The guitar in which I installed this pickup, from a practical standpoint, only allowed for a UST pickup. The DTAR pickups, when they work, sound really good. However, I've had enough experience with them to know that they are somewhat delicate and prone to failure if not "very carefully handled". Because of that experience, I wanted to try something different. The Highlander was an obvious choice and upon installation has proven itself to sound great. Only time will tell how well it holds up to long-term use but I expect good things and lasting performance.
I wanted one of these for twenty years.Installed myself.Suggest buying the installion kit if doing yourself.True acoustic sound.No feedback.So simple.
These pickups are the best; why they're not known far and wide is a bit surprising to me. That being said, I'm happy to feel like I'm in on the secret!
My luthier has confessed that he doesn't love the installation process for these, as they are indeed a bit more involved, however I have found them to be worth the hassel...just bring your luthier an extra thank you coffee. :)

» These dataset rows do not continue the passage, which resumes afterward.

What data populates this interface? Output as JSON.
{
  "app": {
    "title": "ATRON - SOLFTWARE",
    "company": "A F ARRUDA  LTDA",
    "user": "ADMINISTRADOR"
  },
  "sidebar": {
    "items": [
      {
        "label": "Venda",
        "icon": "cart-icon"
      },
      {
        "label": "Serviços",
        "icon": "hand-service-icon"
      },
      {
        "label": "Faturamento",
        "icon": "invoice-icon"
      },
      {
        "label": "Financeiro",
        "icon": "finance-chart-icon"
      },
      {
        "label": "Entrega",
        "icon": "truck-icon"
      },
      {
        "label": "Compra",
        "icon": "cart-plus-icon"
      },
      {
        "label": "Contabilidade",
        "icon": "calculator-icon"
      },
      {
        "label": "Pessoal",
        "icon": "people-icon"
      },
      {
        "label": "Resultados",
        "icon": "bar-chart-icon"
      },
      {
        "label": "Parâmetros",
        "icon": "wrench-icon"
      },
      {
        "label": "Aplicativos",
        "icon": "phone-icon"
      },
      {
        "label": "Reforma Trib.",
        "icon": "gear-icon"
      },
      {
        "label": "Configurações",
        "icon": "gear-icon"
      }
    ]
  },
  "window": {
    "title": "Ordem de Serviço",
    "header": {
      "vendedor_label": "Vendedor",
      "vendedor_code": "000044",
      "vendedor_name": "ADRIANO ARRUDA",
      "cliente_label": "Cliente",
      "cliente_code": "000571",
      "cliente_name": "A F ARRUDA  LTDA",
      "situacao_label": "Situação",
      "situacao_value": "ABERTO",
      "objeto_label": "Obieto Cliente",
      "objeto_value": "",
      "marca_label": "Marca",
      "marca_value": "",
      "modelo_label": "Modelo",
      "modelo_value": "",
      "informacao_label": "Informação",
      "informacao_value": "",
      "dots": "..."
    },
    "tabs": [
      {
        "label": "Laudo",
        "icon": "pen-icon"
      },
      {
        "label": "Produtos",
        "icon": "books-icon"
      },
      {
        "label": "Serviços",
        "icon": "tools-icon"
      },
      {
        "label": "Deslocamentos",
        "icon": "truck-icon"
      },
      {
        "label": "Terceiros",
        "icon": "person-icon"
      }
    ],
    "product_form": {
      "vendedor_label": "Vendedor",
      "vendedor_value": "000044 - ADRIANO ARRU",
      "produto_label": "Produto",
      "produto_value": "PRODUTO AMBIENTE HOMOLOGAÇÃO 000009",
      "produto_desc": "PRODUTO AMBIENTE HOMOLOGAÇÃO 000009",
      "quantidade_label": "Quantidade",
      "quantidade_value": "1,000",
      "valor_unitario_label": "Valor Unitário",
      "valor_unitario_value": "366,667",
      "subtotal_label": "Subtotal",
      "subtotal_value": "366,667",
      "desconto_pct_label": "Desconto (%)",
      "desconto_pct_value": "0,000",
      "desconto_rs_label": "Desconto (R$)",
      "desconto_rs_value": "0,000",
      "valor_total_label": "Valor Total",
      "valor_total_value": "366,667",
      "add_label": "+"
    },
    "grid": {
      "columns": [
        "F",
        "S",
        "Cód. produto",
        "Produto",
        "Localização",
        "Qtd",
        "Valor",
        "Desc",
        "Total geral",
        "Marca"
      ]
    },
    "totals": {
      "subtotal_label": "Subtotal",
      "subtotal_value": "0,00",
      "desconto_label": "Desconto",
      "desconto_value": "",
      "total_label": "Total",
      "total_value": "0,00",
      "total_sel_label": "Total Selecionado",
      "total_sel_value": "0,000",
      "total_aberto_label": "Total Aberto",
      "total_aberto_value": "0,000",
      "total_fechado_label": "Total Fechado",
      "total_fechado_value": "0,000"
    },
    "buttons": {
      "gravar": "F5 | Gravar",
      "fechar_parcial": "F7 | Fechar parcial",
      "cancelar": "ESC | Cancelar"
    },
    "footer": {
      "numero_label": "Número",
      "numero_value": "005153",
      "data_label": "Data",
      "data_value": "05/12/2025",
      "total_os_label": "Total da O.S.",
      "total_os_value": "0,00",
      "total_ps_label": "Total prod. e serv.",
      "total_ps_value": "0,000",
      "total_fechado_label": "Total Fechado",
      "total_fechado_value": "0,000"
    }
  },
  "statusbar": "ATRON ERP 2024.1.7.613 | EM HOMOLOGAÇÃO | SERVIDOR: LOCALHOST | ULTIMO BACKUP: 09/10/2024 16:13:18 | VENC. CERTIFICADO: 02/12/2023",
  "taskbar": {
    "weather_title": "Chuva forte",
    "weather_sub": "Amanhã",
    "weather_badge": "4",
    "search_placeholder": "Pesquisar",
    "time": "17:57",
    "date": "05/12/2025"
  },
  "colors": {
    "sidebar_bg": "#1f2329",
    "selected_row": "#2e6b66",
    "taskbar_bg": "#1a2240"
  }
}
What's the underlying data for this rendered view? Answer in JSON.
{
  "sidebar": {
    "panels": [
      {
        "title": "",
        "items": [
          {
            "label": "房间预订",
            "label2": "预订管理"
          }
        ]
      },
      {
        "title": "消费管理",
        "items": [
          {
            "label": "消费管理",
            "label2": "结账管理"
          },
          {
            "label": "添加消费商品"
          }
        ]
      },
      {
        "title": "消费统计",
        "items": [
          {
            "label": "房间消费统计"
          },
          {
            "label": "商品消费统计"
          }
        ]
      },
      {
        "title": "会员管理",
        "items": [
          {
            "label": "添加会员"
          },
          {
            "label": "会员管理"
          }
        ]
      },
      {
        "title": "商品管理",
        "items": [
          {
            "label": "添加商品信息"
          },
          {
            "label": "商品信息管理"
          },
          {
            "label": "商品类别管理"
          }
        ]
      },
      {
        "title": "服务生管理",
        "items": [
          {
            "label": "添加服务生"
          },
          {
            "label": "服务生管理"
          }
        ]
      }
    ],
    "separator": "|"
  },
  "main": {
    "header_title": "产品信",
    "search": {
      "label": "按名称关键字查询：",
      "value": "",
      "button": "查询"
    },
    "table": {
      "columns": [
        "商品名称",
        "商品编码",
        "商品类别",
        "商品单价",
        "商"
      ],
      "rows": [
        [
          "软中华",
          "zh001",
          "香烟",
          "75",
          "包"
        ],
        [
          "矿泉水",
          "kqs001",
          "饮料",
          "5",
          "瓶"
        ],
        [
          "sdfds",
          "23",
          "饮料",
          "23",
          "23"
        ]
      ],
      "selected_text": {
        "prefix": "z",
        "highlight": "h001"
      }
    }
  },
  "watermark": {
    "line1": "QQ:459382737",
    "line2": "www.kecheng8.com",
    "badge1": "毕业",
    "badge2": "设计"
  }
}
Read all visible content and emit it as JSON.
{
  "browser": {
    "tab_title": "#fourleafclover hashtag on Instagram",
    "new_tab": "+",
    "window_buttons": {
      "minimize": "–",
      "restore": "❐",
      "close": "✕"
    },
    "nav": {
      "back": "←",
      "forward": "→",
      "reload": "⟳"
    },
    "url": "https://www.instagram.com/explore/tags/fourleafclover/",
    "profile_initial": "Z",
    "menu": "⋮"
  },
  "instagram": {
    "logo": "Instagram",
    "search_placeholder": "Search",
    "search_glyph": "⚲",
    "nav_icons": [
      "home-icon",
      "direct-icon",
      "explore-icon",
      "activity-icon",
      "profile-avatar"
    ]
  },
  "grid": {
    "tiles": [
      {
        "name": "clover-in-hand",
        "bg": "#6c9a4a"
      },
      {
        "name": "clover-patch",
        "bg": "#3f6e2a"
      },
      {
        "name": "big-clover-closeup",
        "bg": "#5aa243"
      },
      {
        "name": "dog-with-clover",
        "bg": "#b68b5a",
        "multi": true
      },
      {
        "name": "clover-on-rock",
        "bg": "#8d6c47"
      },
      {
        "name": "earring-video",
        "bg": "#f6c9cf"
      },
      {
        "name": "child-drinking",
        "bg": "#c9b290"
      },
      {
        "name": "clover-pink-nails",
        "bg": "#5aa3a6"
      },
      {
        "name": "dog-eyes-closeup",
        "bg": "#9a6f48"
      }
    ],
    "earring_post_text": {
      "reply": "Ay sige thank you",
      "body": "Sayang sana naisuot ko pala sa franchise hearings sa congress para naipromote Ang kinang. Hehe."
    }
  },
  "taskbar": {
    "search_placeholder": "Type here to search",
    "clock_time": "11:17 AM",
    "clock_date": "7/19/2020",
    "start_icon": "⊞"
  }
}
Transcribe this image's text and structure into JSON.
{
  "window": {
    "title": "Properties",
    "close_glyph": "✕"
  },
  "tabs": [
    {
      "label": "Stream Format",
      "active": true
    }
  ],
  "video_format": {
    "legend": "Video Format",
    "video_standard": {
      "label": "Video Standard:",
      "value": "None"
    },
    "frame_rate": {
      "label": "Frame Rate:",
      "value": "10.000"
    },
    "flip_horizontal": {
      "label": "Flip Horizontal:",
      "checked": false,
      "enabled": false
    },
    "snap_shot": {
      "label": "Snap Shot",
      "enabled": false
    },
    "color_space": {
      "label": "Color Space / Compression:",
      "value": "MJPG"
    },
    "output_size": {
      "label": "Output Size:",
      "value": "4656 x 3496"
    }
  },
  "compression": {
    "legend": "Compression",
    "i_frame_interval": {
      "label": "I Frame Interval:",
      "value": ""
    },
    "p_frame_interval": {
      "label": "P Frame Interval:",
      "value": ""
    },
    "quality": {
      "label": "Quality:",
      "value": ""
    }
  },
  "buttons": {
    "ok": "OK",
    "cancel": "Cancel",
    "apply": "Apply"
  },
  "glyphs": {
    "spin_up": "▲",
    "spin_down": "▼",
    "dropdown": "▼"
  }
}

I play mine with an Fishman Aura Spectrum, and find the two blend very very well.
I've fitted quite a few of these over the years.
Although they've been around a while, I've found nothing better for certain applications.
They seem to be just that bit more articulate than most other undersaddle pickups.
Noticable especially in a 12 string is the note separation/clarity and not too 'over-the-top' output level.
Correct installation is IMPORTANT!
Buy the gear and do it right.
Shipping was fast, the product is great. Thank you very much!